Kate and Laura Mulleavy’s directorial debut captivated me back in August, so much so that I saw it twice in its brief theatrical run, and hasn’t much left me since. Kirsten Dunst stars as Theresa, who at the start of the film provides her mother with a poisonous joint to assist her suicide, ending the pain of her unspecified terminal illness. This leaves Theresa wallowing in grief, experimenting with dangerous drugs herself and teetering on the edge of complete abandon. Unlike the vast majority of debut features, the Mulleavys don’t seem to be trying to make someone else’s film – their influences as disparate, and their motivations and modes of expression come purely from within. Better still, they are attuned to Dunst’s spectacular capacity to act for the camera, letting them challenge, inspire, and push one another forward.
Technology has made our lives haunted. We’re constantly in touch with beings we cannot see or hear or entirely rid ourselves of. Natural that Maureen (Kristen Stewart) should be unable to rid herself of spirits, and persistent text alerts. Stewart gives the performance of the year, drowning in anxiety yet almost instantly iconic. In his 60s, Assayas has made one of the very few truly thoughtful films about “how we live now.”

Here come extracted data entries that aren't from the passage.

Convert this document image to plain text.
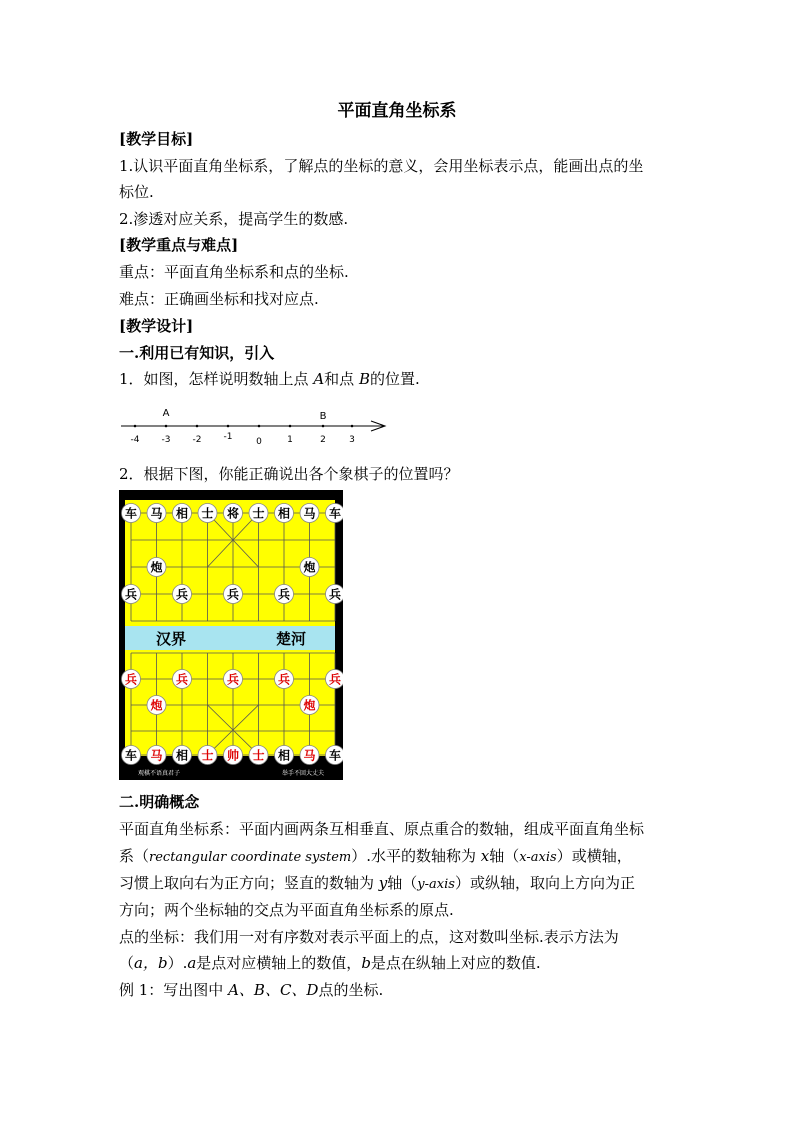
平面直角坐标系
[教学目标]
1.认识平面直角坐标系，了解点的坐标的意义，会用坐标表示点，能画出点的坐
标位.
2.渗透对应关系，提高学生的数感.
[教学重点与难点]
重点：平面直角坐标系和点的坐标.
难点：正确画坐标和找对应点.
[教学设计]
一.利用已有知识，引入
1．如图，怎样说明数轴上点 A和点 B的位置.
-4 -3 -2 -1	0	1	2	3
A	B
2．根据下图，你能正确说出各个象棋子的位置吗？
汉界	楚河
车 马 相 士 将 士 相 马 车
炮	炮
兵	兵	兵	兵	兵
兵	兵	兵	兵	兵
炮	炮
车 马 相 士 帅 士 相 马 车
观棋不语真君子	举手不回大丈夫
二.明确概念
平面直角坐标系：平面内画两条互相垂直、原点重合的数轴，组成平面直角坐标
系（rectangular coordinate system）.水平的数轴称为 x轴（x-axis）或横轴，
习惯上取向右为正方向；竖直的数轴为 y轴（y-axis）或纵轴，取向上方向为正
方向；两个坐标轴的交点为平面直角坐标系的原点.
点的坐标：我们用一对有序数对表示平面上的点，这对数叫坐标.表示方法为
（a，b）.a是点对应横轴上的数值，b是点在纵轴上对应的数值.
例 1：写出图中 A、B、C、D点的坐标.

Paul Thomas Anderson trades California for London, abandons some of the more unusual outbursts of his characters, but leaves behind none of the chaotic drama rocking his characters. It’s just largely beneath the surface. What does peak, in the escalating tension between a dressmaker (Daniel Day-Lewis) and his latest muse (Vicky Krieps), is the kind of unstoppable-force/immovable-object tension that Anderson has delighted in exploring over the last decade. He’s fascinated by relationships between people who in some way need each other, but can’t seem to reconcile. Lately, however, he seems most keen on the terms it would take for them to manage.
1. Song to Song
Terrence Malick’s best film in over a decade finds him at his most romantic. Far from abandoning the pain at the center of his stories about lost Edens, he turns here to ask, much like Paul Thomas Anderson, what it would take to find love when you’ve abandoned that possibility for yourself. It’s rare that a filmmaker has the interest to tackle a subject like self-forgiveness, let alone do so with the measure of beauty and grace Malick has become known for. He does so, as ever, with the interplay between expressive physicality and inner monologue. Nobody moves like people in Malick movies move, but like dance, their movements say something about themselves. We do all, however, ask constantly questions of ourselves like “I don’t know how to change…how do you?” or “Am I a good person? Even want to be? Or just seem like one, so people will like me?” These statements, which could be obtrusively blunt, are presented in the context of walks, boat rides, or cooking; everyday activities when our minds start to wander, and our demons rise.